A growth investor, on the other hand, likes to look at publicly traded companies that are in a position to rapidly increase their revenues and profits; they want stocks with excellent long-term growth potential. This could include those stocks that have provided revenue and earnings guidance that is expected to outperform the market or industry.



While sticking with one strategy over the other can work, it can also lead to lurching gains when your investment strategy hits economic headwinds. However, combining both strategies can produce more consistent returns.



But if profitable investing really was that easy, everyone would be following this investment strategy, which means no one would be making money.



The fact of the matter is that in this economic environment, it’s pretty tough to find unloved, overlooked value and growth stocks. That’s because virtually everything is going up.



The S&P 500 is up 26% year-to-date and 15% since its pre-Great Recession high. Not to be outdone, the Dow Jones Industrial Average is up more than 21% since the beginning of the year and up roughly 13% from its pre-recession high. The NASDAQ is hands down the top performer so far this year, up 30% since January 2 and more than 40% since peaking in 2007.



In a bull market where it seems like everything is going up, it’s getting increasingly tougher to find stocks on the S&P 500 and exchange-traded funds (ETFs) that appeal to both bargain hunters and growth gurus.



Or rather, it’s getting tougher to find stocks that have a legitimate chance to make solid gains in both the current artificially low interest rate environment and the one that includes any tapering of the Federal Reserve’s $85.0-billion-per-month quantitative easing strategy.



Let’s also not forget the ability of a company to grow in the lengthening shadow of tepideconomic growth. An increasingly large number of companies on the S&P 500 have been revising their quarterly earnings lower. So far, 92 (89%) of the S&P 500 companies have already issued negative earnings guidance for the fourth quarter.



While the companies that actually make up the S&P 500 are seemingly cautious about 2014, those who watch the companies that make up the S&P 500 are a little more optimistic.



Some analysts are predicting the S&P 500 will grow just six percent, from its current levels to 1,900, by the end of 2014 and 17%, reaching 2,100, by the end of 2015; others predict the S&P 500 will grow by 20% by the end of 2015. (Source: Ro, S., “Goldman Sachs’ Outlook For Stocks Looks A Lot Like Jeremy Grantham’s Bubble Scenario,” Business Insider web site, November 21, 2013.)

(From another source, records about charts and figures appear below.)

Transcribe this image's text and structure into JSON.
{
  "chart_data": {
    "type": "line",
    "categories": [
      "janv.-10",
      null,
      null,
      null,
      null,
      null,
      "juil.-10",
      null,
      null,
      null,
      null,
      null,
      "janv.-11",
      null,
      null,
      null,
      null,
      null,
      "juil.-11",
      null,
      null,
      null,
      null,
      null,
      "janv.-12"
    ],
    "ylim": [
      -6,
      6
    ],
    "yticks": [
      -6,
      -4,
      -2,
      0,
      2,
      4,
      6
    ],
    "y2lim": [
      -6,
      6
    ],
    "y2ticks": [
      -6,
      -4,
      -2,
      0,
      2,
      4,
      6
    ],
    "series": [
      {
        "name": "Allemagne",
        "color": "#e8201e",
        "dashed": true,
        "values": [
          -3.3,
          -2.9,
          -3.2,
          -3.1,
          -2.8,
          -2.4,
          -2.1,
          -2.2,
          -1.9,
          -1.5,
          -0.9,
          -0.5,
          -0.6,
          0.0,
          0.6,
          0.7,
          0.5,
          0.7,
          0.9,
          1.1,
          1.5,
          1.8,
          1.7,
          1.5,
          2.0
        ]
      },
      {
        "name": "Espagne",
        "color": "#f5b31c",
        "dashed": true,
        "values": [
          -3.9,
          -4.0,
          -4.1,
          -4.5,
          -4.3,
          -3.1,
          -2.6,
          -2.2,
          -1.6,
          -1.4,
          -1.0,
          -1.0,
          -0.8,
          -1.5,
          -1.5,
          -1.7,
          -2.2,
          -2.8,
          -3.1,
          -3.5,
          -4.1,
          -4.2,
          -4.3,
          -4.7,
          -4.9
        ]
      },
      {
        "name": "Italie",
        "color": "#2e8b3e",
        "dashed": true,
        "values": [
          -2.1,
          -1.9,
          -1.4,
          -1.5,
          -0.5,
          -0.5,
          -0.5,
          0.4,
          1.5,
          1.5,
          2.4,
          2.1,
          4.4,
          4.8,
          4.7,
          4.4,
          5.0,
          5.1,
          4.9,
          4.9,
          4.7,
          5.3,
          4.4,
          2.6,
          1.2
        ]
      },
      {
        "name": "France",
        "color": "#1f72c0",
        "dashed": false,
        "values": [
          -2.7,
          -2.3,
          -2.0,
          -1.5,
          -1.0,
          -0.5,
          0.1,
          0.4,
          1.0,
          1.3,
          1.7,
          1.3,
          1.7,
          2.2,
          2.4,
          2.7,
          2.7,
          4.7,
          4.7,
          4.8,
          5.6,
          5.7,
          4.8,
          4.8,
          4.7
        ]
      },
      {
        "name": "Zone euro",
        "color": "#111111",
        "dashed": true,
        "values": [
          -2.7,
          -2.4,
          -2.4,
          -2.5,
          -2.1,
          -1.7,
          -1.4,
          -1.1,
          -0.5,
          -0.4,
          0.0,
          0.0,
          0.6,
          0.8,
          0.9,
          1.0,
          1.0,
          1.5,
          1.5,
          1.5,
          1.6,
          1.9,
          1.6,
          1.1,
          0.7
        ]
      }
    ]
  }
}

No matter how you slice it, the Wall Street prognosticators are predicting the S&P 500 will continue to notch up its record highs for at least the next two years. That still means it will continue to be difficult to find value and growth stocks.



However, there are some great value stocks out there with solid momentum that investors may want to consider; these companies include Federal-Mogul Corporation FDML, Ferro Corporation FOE, and Federal Signal Corporation FSS.